Zoning doesn't have the same effect wherever it is used. It depends on how it is used. In Western cities where congestion is not an issue, zoning has typically been used to create density. In Eastern cities, the effect of zoning is usually to split functions, creating sprawl.

APH said...


I think the "natural" outcome could be what you are describing if it developed over a long time. However, if demand for housing was very high in a currently low density area, developers would buy up pieces and most likely build high-rises.
This is because above a certain density, it is more economical to combine services such as elevators and mechanic equipment, as well as the structural system into one building. It also allows they to optimize the floor plate. People prefer floor-plates in high-rises over floor-plates of long brownstones. There is a cost premium to vertical development , but developers sell/rent at premium as they go higher because of the views.

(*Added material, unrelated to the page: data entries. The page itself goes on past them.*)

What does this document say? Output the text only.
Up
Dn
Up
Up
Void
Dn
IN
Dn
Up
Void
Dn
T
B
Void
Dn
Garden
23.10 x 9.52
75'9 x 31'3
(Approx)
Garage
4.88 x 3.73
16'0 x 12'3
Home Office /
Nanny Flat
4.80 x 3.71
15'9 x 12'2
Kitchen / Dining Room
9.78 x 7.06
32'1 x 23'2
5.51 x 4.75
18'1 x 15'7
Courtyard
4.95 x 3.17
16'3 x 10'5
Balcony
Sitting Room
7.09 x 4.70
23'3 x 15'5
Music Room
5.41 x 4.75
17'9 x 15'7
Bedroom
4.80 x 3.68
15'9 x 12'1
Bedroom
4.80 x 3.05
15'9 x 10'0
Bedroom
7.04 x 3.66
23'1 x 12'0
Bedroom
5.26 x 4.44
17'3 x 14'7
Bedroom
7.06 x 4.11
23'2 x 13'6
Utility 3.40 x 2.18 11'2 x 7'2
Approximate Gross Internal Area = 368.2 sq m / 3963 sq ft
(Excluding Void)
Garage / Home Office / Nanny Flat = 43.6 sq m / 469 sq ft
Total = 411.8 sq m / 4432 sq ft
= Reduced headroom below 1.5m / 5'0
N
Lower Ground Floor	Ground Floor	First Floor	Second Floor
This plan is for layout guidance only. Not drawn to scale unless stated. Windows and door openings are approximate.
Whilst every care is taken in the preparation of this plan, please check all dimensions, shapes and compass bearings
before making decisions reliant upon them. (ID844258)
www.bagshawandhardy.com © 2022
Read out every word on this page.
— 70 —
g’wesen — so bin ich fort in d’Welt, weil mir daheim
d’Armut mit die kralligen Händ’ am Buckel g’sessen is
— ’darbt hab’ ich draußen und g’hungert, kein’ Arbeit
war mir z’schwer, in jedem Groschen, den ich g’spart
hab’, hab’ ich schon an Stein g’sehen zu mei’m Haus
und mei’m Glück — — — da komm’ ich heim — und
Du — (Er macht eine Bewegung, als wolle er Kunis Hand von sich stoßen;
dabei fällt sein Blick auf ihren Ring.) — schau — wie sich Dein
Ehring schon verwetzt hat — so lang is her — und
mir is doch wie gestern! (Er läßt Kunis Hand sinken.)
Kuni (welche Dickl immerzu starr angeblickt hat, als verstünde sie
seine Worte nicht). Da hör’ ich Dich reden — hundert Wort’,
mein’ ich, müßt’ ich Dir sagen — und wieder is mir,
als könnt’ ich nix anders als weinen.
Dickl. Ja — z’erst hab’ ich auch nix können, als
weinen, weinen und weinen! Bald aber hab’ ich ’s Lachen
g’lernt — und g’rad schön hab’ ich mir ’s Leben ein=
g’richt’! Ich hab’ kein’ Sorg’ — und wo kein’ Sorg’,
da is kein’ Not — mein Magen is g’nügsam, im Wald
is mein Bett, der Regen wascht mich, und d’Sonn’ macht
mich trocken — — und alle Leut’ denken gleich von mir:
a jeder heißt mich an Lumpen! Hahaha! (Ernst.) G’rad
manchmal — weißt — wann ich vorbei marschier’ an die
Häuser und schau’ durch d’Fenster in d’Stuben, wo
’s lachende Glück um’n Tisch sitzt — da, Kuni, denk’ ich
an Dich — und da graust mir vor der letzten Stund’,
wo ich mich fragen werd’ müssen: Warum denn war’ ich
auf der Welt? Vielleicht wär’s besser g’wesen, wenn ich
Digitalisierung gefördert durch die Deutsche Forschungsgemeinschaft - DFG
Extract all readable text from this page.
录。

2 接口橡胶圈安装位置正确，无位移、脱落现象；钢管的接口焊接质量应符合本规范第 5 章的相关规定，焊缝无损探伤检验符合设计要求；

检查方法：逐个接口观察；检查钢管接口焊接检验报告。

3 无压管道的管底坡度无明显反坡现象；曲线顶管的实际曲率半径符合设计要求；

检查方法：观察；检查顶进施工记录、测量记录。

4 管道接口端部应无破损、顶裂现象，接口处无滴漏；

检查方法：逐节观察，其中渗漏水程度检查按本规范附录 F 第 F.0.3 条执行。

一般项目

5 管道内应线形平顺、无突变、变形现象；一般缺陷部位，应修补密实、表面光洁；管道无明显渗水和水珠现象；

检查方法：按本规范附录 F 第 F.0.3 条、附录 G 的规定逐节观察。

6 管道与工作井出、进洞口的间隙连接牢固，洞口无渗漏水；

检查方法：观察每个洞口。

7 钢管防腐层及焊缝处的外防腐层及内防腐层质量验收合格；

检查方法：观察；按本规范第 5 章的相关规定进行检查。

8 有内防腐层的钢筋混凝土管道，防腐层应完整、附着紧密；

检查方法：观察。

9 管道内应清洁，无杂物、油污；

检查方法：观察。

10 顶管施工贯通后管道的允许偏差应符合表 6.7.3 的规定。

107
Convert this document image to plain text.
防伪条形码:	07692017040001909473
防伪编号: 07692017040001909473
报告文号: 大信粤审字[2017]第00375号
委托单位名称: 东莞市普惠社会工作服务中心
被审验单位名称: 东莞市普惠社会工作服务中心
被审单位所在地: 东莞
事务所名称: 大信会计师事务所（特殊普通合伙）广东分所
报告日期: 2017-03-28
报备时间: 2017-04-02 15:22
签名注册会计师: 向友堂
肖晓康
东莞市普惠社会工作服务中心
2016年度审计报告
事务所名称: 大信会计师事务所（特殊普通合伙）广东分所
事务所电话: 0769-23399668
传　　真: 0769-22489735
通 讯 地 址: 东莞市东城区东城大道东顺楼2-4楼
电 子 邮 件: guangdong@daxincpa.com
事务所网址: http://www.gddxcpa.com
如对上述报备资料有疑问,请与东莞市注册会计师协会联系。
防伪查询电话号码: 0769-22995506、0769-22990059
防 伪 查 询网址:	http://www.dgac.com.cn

Could you describe how zoning creates density in western cities? Are developers being forced to build more dense than the market dictates? If that is the case, I don't know any developers who would willingly build there.

spencer said...


You're right, I was thinking about a long-term outcome. My point is just that people don't tend to demand lots of empty space or green space between high-rises, these tend to be features that planners put in. What is scarce in cities is space--yes, one way to get around that is to build higher, but there's no reason to build higher BEFORE you build closer together.

In Western cities, lots of forces already make cities spread out. Zoning would then be of less use for those trying to create sprawl; it is only useful for those trying to create density. This is perhaps why we see a relative lack of zoning in the West.